The laboratory engagement initiative also aims to assess the impact of the aforementioned three priorities on population health. American adults living with diabetes should be tested for CKD at least annually, according to the clinical practice guidelines of the American Diabetes Association, KDIGO, and Kidney Disease Outcomes Quality Initiative (KDOQI) of the NKF. In addition, the Choosing Wisely recommendations of the American Society for Clinical Pathology recently selected the kidney profile (eGFR and uACR), in addition to serum creatinine, as components of CKD testing for the population with diabetes, hypertension, or both (http://j.mp/ascp-kidneyprofile).

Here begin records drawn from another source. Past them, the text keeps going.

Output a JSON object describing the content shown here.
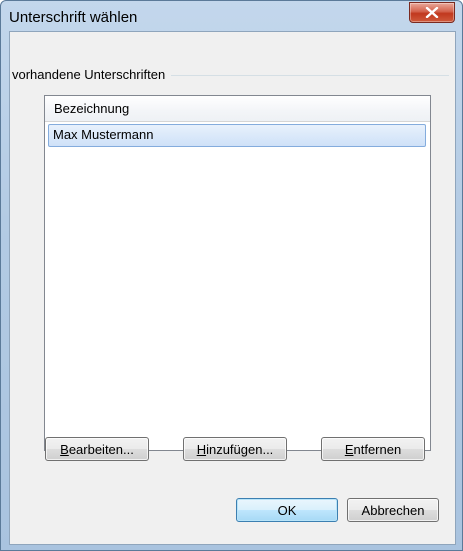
{
  "window": {
    "title": "Unterschrift wählen",
    "close_icon": "close-icon"
  },
  "group": {
    "label": "vorhandene Unterschriften"
  },
  "list": {
    "column_header": "Bezeichnung",
    "rows": [
      "Max Mustermann"
    ],
    "selected_index": 0
  },
  "buttons": {
    "edit": {
      "mnemonic": "B",
      "rest": "earbeiten..."
    },
    "add": {
      "mnemonic": "H",
      "rest": "inzufügen..."
    },
    "remove": {
      "mnemonic": "E",
      "rest": "ntfernen"
    },
    "ok": "OK",
    "cancel": "Abbrechen"
  },
  "colors": {
    "selection": "#cfe1f8",
    "selection_border": "#84acdd",
    "close_button": "#c1381e",
    "default_button_border": "#3c7fb1"
  }
}
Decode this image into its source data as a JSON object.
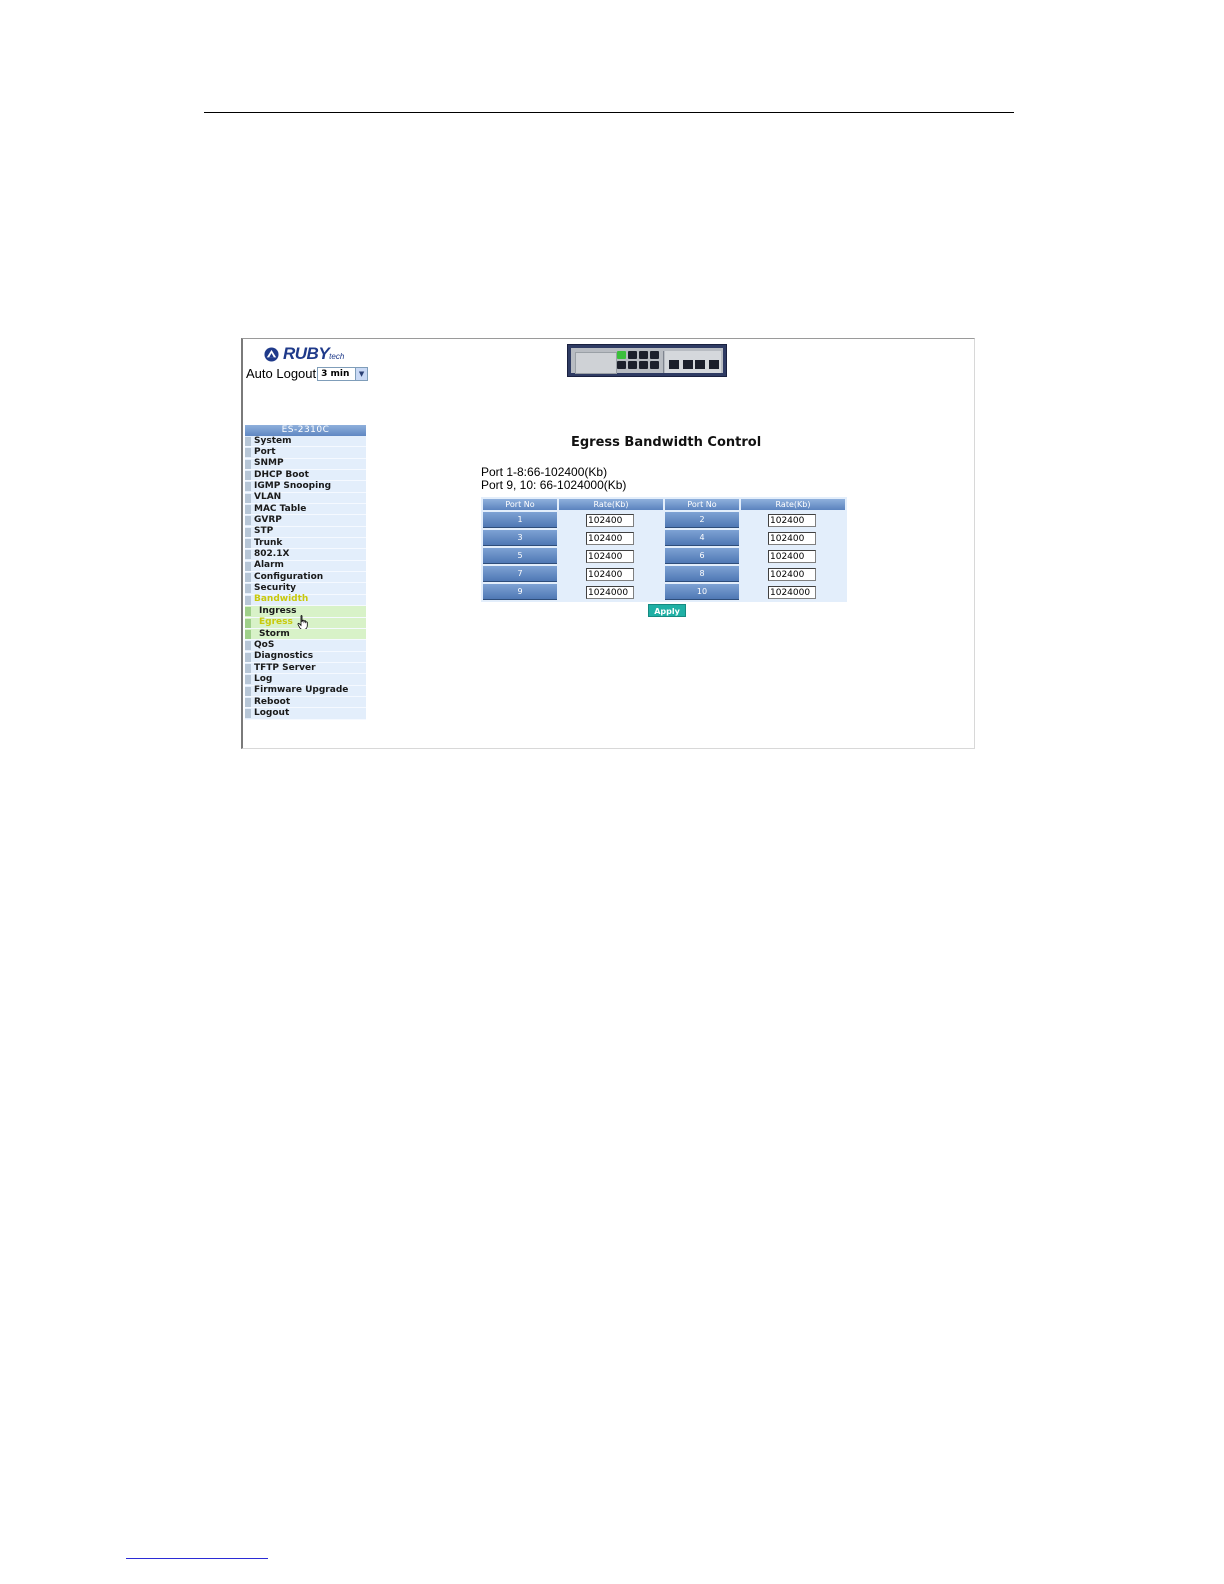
{
  "logo": {
    "text": "RUBY",
    "sub": "tech"
  },
  "auto_logout": {
    "label": "Auto Logout",
    "selected": "3 min"
  },
  "sidebar": {
    "header": "ES-2310C",
    "items": [
      {
        "label": "System"
      },
      {
        "label": "Port"
      },
      {
        "label": "SNMP"
      },
      {
        "label": "DHCP Boot"
      },
      {
        "label": "IGMP Snooping"
      },
      {
        "label": "VLAN"
      },
      {
        "label": "MAC Table"
      },
      {
        "label": "GVRP"
      },
      {
        "label": "STP"
      },
      {
        "label": "Trunk"
      },
      {
        "label": "802.1X"
      },
      {
        "label": "Alarm"
      },
      {
        "label": "Configuration"
      },
      {
        "label": "Security"
      },
      {
        "label": "Bandwidth"
      },
      {
        "label": "Ingress"
      },
      {
        "label": "Egress"
      },
      {
        "label": "Storm"
      },
      {
        "label": "QoS"
      },
      {
        "label": "Diagnostics"
      },
      {
        "label": "TFTP Server"
      },
      {
        "label": "Log"
      },
      {
        "label": "Firmware Upgrade"
      },
      {
        "label": "Reboot"
      },
      {
        "label": "Logout"
      }
    ]
  },
  "main": {
    "title": "Egress Bandwidth Control",
    "range_lines": [
      "Port 1-8:66-102400(Kb)",
      "Port 9, 10: 66-1024000(Kb)"
    ],
    "table": {
      "headers": [
        "Port No",
        "Rate(Kb)",
        "Port No",
        "Rate(Kb)"
      ],
      "rows": [
        {
          "port_a": "1",
          "rate_a": "102400",
          "port_b": "2",
          "rate_b": "102400"
        },
        {
          "port_a": "3",
          "rate_a": "102400",
          "port_b": "4",
          "rate_b": "102400"
        },
        {
          "port_a": "5",
          "rate_a": "102400",
          "port_b": "6",
          "rate_b": "102400"
        },
        {
          "port_a": "7",
          "rate_a": "102400",
          "port_b": "8",
          "rate_b": "102400"
        },
        {
          "port_a": "9",
          "rate_a": "1024000",
          "port_b": "10",
          "rate_b": "1024000"
        }
      ]
    },
    "apply_label": "Apply"
  },
  "colors": {
    "menu_bg": "#e3eefb",
    "header_blue": "#5f87c2",
    "active_yellow": "#c9c90b",
    "submenu_green": "#d8f2c8",
    "apply_teal": "#1fb0a5"
  },
  "icons": [
    "ruby-logo-icon",
    "chevron-down-icon",
    "hand-cursor-icon",
    "switch-device-icon"
  ]
}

Evidence-based interventions that can prevent the development or slow the progression of CKD in diabetes include glucose and blood pressure control, use of kidney-protective blood pressure medications (angiotensin-converting enzyme inhibitors and angiotensin receptor blockers), and diabetes medications that are sodium-glucose co-transporter-2 inhibitors and glucagon-like peptide-1 receptor agonists. Cardiovascular risk reduction with statin-based therapy is recommended for everyone with CKD over the age of 50. Implementation of the kidney profile as one of four elements of a population health management strategy for diabetes in the Indian Health Service resulted in a 54 percent reduction in chronic kidney failure requiring dialysis initiation between 1996 and 2013. Diagnosis and monitoring of CKD depends entirely on clinical laboratory professionals and thus affords them an opportunity to become engaged in population health and quality improvement.